萧景尧暗叫不好,抬眼看向安阳王只见对方嘴角挂着得逞的笑意。
“陛下,您这是喝多了,本王扶您去房里歇息。”
安阳王假惺惺地上前搀扶萧景尧想甩开,却发觉四肢绵软无力。
此刻萧景尧才彻底明白,安阳王竟使出这般下作手段,在酒里下了春药。
被半拖半拽进房间,萧景尧余光瞥见屋内纱幔后似有人影晃动。
想来便是那准备“献身”的公主。
萧景尧咬牙强撑着一丝清明,趁着安阳王转身吩咐侍女的间隙,拼尽全力凝聚内力脚下轻点,从窗棂一跃而出。

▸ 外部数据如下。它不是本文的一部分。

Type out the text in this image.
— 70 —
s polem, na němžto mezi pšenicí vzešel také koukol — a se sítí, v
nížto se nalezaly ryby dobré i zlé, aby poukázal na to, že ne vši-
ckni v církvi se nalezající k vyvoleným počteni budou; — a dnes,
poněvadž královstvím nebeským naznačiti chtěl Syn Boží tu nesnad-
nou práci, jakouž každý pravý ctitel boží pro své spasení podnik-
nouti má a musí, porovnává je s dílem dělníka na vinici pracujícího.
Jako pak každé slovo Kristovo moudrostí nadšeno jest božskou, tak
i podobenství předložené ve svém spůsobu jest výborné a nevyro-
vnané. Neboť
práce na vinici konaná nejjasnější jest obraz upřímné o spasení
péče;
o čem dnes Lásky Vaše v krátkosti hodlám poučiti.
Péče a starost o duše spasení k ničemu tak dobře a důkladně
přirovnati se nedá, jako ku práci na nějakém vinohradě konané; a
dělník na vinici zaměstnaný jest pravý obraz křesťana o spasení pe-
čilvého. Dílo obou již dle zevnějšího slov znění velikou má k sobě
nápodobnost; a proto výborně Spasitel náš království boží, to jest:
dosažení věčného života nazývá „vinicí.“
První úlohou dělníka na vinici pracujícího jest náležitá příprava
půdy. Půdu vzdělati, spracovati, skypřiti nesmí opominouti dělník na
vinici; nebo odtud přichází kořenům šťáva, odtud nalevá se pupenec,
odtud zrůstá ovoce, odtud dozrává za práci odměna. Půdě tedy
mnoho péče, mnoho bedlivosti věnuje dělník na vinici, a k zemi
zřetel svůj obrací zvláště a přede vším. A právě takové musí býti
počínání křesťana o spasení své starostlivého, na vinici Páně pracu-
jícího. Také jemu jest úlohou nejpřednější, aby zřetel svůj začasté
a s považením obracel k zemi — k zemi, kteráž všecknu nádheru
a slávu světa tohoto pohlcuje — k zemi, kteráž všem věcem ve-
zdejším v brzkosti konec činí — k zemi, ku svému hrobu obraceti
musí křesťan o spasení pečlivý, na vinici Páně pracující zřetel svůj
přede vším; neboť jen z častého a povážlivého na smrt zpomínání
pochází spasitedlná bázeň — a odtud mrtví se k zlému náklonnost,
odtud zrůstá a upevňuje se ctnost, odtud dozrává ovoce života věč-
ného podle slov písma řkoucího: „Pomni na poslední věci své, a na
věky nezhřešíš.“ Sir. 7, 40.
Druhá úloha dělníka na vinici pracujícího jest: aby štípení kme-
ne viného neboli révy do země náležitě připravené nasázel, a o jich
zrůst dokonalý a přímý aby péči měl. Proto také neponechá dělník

夜色如墨冷风拂面,这股凉意稍稍缓解了萧景尧体内药力。
萧景尧辨明方向,一路朝着驿站狂奔。
衣衫被汗水湿透紧紧贴在后背,他却顾不上这些,满心只想着尽快摆脱这药力纠缠。
驿站内许将军听闻萧景尧赴安阳王邀约久久未归,正焦急踱步。
忽然看见一道黑影晃进院子。
定睛一看竟然是皇帝这般狼狈模样,脸色骤变急忙上前搀扶
“陛下,您这是怎么了?”
萧景尧倚着许将军,气息不稳
“别多问,准备冷水,快!”
许将军不敢耽搁,立刻命人抬来大桶,注满冷水。
萧景尧甩开外袍整个人没入桶中,冰冷刺骨的水瞬间包裹全身,他忍不住打个寒颤牙关紧咬。
许将军就守在桶边寸步不离满脸忧色
“陛下,究竟发生何事?何人敢如此大胆对陛下下手?”
萧景尧闭眸,缓了缓气息简略将安阳王逼婚下药之事道出。
许将军听得怒火中烧,铁拳紧握。
“砰”一声砸在桌上
“这安阳王贼心不死,竟敢算计陛下,末将这就通知孟将军攻而占之!”
“不可。”
萧景尧抬手拦住
“眼下还不是时候,我们身处安阳王地盘,强行动武只会落人口实,陷大颂将士于险境。先稳住,传信回朝调遣援兵,待时机成熟再收拾他不迟。”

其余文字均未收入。